(more on the laser eye surgery debate):
PUBLICATION The Hamilton Spectator
DATE Monday December 18, 2000
BYLINE Louise Elliott
Mounties warned against laser eye surgery
The RCMP is advising its officers not to get laser eye surgery because several studies link the operation to reduced night vision. Meanwhile, the Ontario Provincial Police (OPP) union has notified its members of a discount offer on the controversial procedure.
The RCMP‘s occupational health division has instructed its medical offices to advise those considering the procedure not to get it, after a routine review of research data, said Dr. Jean-Pierre Legault, health service officer for Ontario and the former chief of occupational health.
"We know there is a problem," said Legault, adding the force has yet to determine how severe that problem is. "Our recommendation right now is that our members not have (the surgery) unless absolutely required to do so."
Currently, RCMP officers are not barred from getting the procedure, he said.
But those considering the operation in order to maintain the vision standard required for front-line work will be warned of the possible complications after studies conducted in Canada, Britain and Germany found between 30 and 70 per cent of patients experienced a significant loss of night vision, Legault said.
On Dec. 1, the U.S. Food and Drug Administration posted an Internet warning about the risks of the surgery, including permanent vision loss and reduced night vision.
The industry has disputed the studies and maintains the procedure is safe, pointing to other research that has found the surgery has a high success rate.
Despite the recent debate over the surgery‘s safety, the Ontario Provincial Police union this month distributed a discount offer on the procedure to its members, The Canadian Press has learned.
In a move now under fire from consumer advocates and some members, the Ontario Provincial Police Association notified more than 5,000 Ontario officers and retirees about a deal on laser-eye surgery offered by TLC Laser Centres Inc. of Mississauga.
The offer, which was disseminated via the police force‘s e-mail system, states that "for the month of January (TLC) is offering all police officers a discount of approximately 40 per cent off the cost of corrective laser eye surgery."
Debbie McKenna, executive officer for the association, said the union is not advocating the surgery by publicizing TLC‘s offer, which extends to all police officers in Canada.
"We are not endorsing it one way or another," she said. "It‘s a personal choice -- it‘s up to the individual as to whether or not they want to go ahead with it."
But Wendy Armstrong, a public interest researcher who has studied laser eye surgery for 10 years, and former head of the Alberta Consumers Association, said that in forwarding the offer, the union may be putting police and public safety at risk.
"They‘re making a leap of faith about the safety and value of this product," she said. "It‘s disconcerting to think this may have implications for public safety and the careers of certain individuals in the force."
The decision to forward the offer may also make the association liable for bad surgical outcomes, and their effect on policing, she added.
Armstrong also criticized TLC for issuing a time-pressured offer to police officers, saying the marketing tactic contradicts the recent industry acknowledgements that the safety of the surgery is dependent on the individual, and carries some risk.
One retired member of the force who received the offer also said the union could be putting officers -- and the citizens they‘re policing -- at risk.
"You‘ve got to be able to see, and they‘re putting that in jeopardy," said the former staff sergeant, who did not want his name used. "In high-speed driving, you are going to be chasing people, and some situations are life and death. If you don‘t have vision, you shouldn‘t be on the road."
Superintendent Rick Kotwa of OPP corporate communications said he knew nothing about the union passing along the TLC offer, and said his office would look into it.
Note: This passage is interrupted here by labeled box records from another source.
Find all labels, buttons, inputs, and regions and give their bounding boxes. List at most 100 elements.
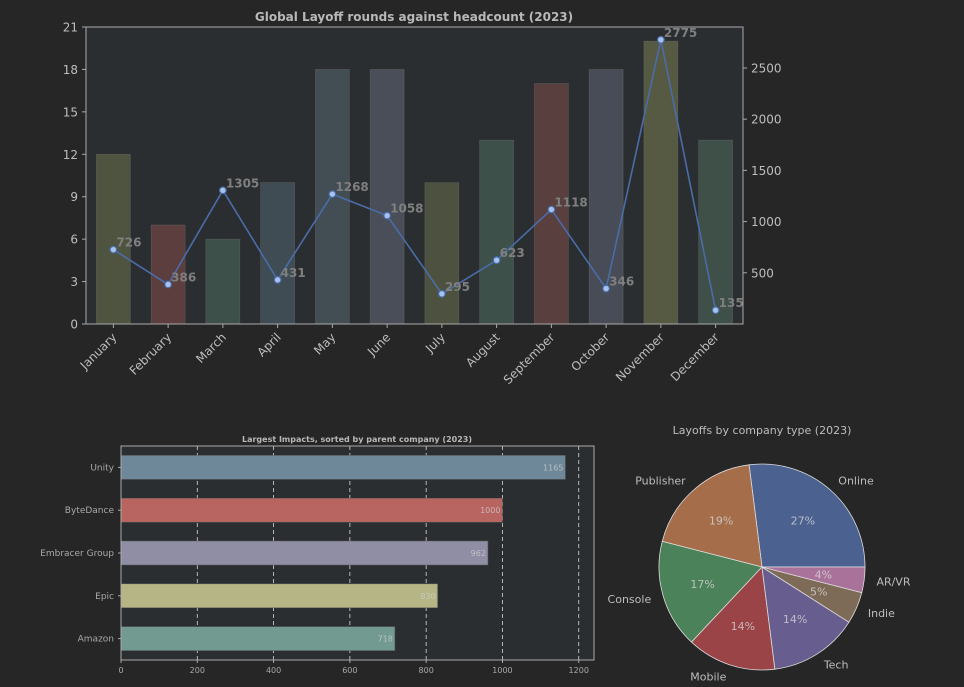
- bar-november: [643, 40, 679, 325]
- left-tick-label: 12: [63, 148, 78, 162]
- headcount-line: [112, 39, 717, 311]
- hbar-y-tick-label: Amazon: [78, 635, 114, 645]
- x-tick-label-december: December: [668, 330, 722, 384]
- x-tick-label-october: October: [568, 330, 612, 374]
- hbar-x-tick-label: 0: [118, 666, 123, 675]
- top-chart-title: Global Layoff rounds against headcount (…: [255, 10, 573, 24]
- hbar-epic: [120, 583, 438, 609]
- pie-pct-label: 14%: [731, 620, 755, 633]
- pie-category-label: Tech: [823, 658, 849, 671]
- largest-impacts-chart: Largest Impacts, sorted by parent compan…: [40, 435, 595, 675]
- left-tick-label: 0: [70, 318, 78, 332]
- headcount-label: 431: [281, 266, 306, 280]
- left-tick-label: 15: [63, 105, 78, 119]
- left-tick-label: 3: [70, 275, 78, 289]
- hbar-y-tick-label: ByteDance: [65, 506, 115, 516]
- x-tick-label-may: May: [311, 330, 338, 357]
- x-tick-label-april: April: [254, 330, 283, 359]
- headcount-point-may: [328, 190, 337, 199]
- hbar-y-tick-label: Epic: [95, 592, 114, 602]
- headcount-point-january: [109, 245, 118, 254]
- left-tick-label: 9: [70, 190, 78, 204]
- headcount-label: 1118: [554, 196, 587, 210]
- bar-march: [205, 238, 241, 325]
- left-tick-label: 6: [70, 233, 78, 247]
- pie-pct-label: 19%: [709, 515, 733, 528]
- pie-pct-label: 14%: [783, 613, 807, 626]
- pie-slice-console: [658, 540, 763, 643]
- hbar-x-tick-label: 1200: [569, 666, 589, 675]
- pie-category-label: Console: [608, 593, 652, 606]
- pie-pct-label: 27%: [791, 515, 815, 528]
- headcount-label: 726: [116, 236, 141, 250]
- right-tick-label: 1500: [751, 164, 782, 178]
- bar-april: [260, 182, 295, 325]
- layoff-rounds-chart: Global Layoff rounds against headcount (…: [63, 10, 782, 387]
- x-tick-label-august: August: [463, 330, 503, 370]
- pie-slice-online: [748, 463, 866, 568]
- bar-july: [424, 182, 460, 325]
- headcount-point-november: [656, 35, 665, 44]
- headcount-label: 386: [171, 270, 196, 284]
- bar-june: [369, 69, 405, 325]
- headcount-label: 2775: [664, 26, 697, 40]
- hbar-amazon: [120, 626, 396, 651]
- headcount-point-december: [711, 306, 720, 315]
- headcount-point-april: [273, 275, 282, 284]
- bar-august: [479, 139, 514, 325]
- pie-slice-tech: [761, 566, 850, 670]
- pie-pct-label: 5%: [810, 586, 827, 599]
- hbar-x-tick-label: 600: [342, 666, 357, 675]
- top-plot-area: [86, 27, 743, 324]
- hbar-value-label: 962: [471, 549, 486, 558]
- x-tick-label-january: January: [77, 330, 120, 373]
- hbar-x-tick-label: 400: [266, 666, 281, 675]
- x-tick-label-march: March: [193, 330, 229, 366]
- right-tick-label: 2500: [751, 61, 782, 75]
- top-plot-frame: [85, 26, 744, 325]
- pie-pct-label: 4%: [815, 569, 832, 582]
- hbar-value-label: 1165: [543, 463, 563, 472]
- company-type-pie-chart: Layoffs by company type (2023) 27% Online…: [608, 424, 911, 684]
- right-tick-label: 2000: [751, 113, 782, 127]
- headcount-point-june: [383, 211, 392, 220]
- hbar-value-label: 718: [378, 635, 393, 644]
- headcount-label: 1058: [390, 202, 423, 216]
- hbar-value-label: 830: [420, 592, 435, 601]
- x-tick-label-september: September: [501, 330, 558, 387]
- pie-pct-label: 17%: [690, 578, 714, 591]
- hbar-x-tick-label: 1000: [492, 666, 512, 675]
- bar-september: [534, 83, 569, 325]
- headcount-label: 1305: [226, 176, 259, 190]
- headcount-point-september: [547, 205, 556, 214]
- headcount-label: 135: [719, 296, 744, 310]
- pie-category-label: Indie: [868, 607, 895, 620]
- hbar-unity: [120, 455, 566, 480]
- pie-slice-publisher: [661, 464, 763, 568]
- headcount-label: 346: [609, 275, 634, 289]
- hbar-x-tick-label: 800: [419, 666, 434, 675]
- bar-january: [96, 153, 131, 325]
- hbar-y-tick-label: Unity: [90, 463, 114, 473]
- headcount-label: 1268: [335, 180, 368, 194]
- pie-category-label: AR/VR: [876, 575, 910, 588]
- x-tick-label-november: November: [613, 330, 667, 384]
- pie-slice-mobile: [690, 566, 776, 671]
- hbar-y-tick-label: Embracer Group: [40, 549, 114, 559]
- x-tick-label-july: July: [422, 330, 448, 356]
- headcount-point-march: [218, 186, 227, 195]
- hbar-chart-title: Largest Impacts, sorted by parent compan…: [242, 435, 472, 444]
- hbar-bytedance: [120, 497, 503, 523]
- hbar-value-label: 1000: [480, 506, 500, 515]
- bar-february: [150, 224, 186, 325]
- headcount-point-february: [164, 280, 173, 289]
- left-tick-label: 21: [63, 21, 78, 35]
- right-tick-label: 500: [751, 266, 774, 280]
- headcount-label: 295: [445, 280, 470, 294]
- headcount-point-august: [492, 256, 501, 265]
- x-tick-label-february: February: [127, 330, 175, 378]
- headcount-point-july: [437, 289, 446, 298]
- left-tick-label: 18: [63, 63, 78, 77]
- pie-category-label: Mobile: [690, 671, 726, 684]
Carroll Robinson, manager of the constable selection unit at Ontario‘s Ministry of the Solicitor-General, said provincial police are not forbidden from getting the operation, nor are they tested for night vision afterwards.
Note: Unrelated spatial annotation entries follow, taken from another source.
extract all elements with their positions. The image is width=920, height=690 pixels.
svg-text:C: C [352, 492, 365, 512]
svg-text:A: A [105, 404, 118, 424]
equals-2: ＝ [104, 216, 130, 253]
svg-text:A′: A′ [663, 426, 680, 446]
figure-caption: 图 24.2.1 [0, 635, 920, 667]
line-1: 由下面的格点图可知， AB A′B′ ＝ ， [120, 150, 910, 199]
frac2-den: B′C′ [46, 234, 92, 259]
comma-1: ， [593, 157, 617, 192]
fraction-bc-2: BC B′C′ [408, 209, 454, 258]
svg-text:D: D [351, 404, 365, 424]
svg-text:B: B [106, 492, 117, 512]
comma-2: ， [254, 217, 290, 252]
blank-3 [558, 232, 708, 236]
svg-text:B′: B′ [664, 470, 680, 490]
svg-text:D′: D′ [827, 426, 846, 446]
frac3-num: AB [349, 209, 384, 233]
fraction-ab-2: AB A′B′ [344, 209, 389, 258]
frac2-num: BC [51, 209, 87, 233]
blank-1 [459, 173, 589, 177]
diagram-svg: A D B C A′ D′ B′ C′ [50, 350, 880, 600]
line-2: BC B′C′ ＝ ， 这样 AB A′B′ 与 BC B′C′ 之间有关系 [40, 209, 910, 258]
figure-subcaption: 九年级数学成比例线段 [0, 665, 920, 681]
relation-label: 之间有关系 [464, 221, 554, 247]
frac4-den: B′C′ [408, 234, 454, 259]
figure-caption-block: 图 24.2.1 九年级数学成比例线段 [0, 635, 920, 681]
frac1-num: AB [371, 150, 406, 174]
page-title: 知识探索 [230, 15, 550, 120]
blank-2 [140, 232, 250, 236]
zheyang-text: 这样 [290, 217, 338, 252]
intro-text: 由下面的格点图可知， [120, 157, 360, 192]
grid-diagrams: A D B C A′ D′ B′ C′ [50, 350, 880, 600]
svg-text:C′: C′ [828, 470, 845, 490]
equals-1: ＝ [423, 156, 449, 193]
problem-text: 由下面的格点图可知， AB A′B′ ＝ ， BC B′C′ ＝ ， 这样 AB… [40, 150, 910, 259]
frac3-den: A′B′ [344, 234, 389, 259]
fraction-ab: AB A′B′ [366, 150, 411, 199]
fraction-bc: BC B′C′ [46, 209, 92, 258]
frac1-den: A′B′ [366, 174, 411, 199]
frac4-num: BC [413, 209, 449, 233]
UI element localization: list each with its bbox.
But officers are asked to report any problems with glare, and are required to provide a letter from their doctor stating their vision has proved stable during two tests taken at different times of the day, he said.
"We do not believe we are at risk," Robinson said, adding the current policy "is reasonably protecting us, even if night vision really is a problem."
Forces in Britain are now advising officers against the procedure, said Valentine Murombe-Chivero of the Association of Chief Police Officers in London.
"It is a problem," he said. "People are expected to see their senior officer and to make sure the surgery is absolutely necessary, and if it is, they would have to be examined (post-operatively)," he said, adding officers who have had the surgery are sometimes barred from high-speed chases.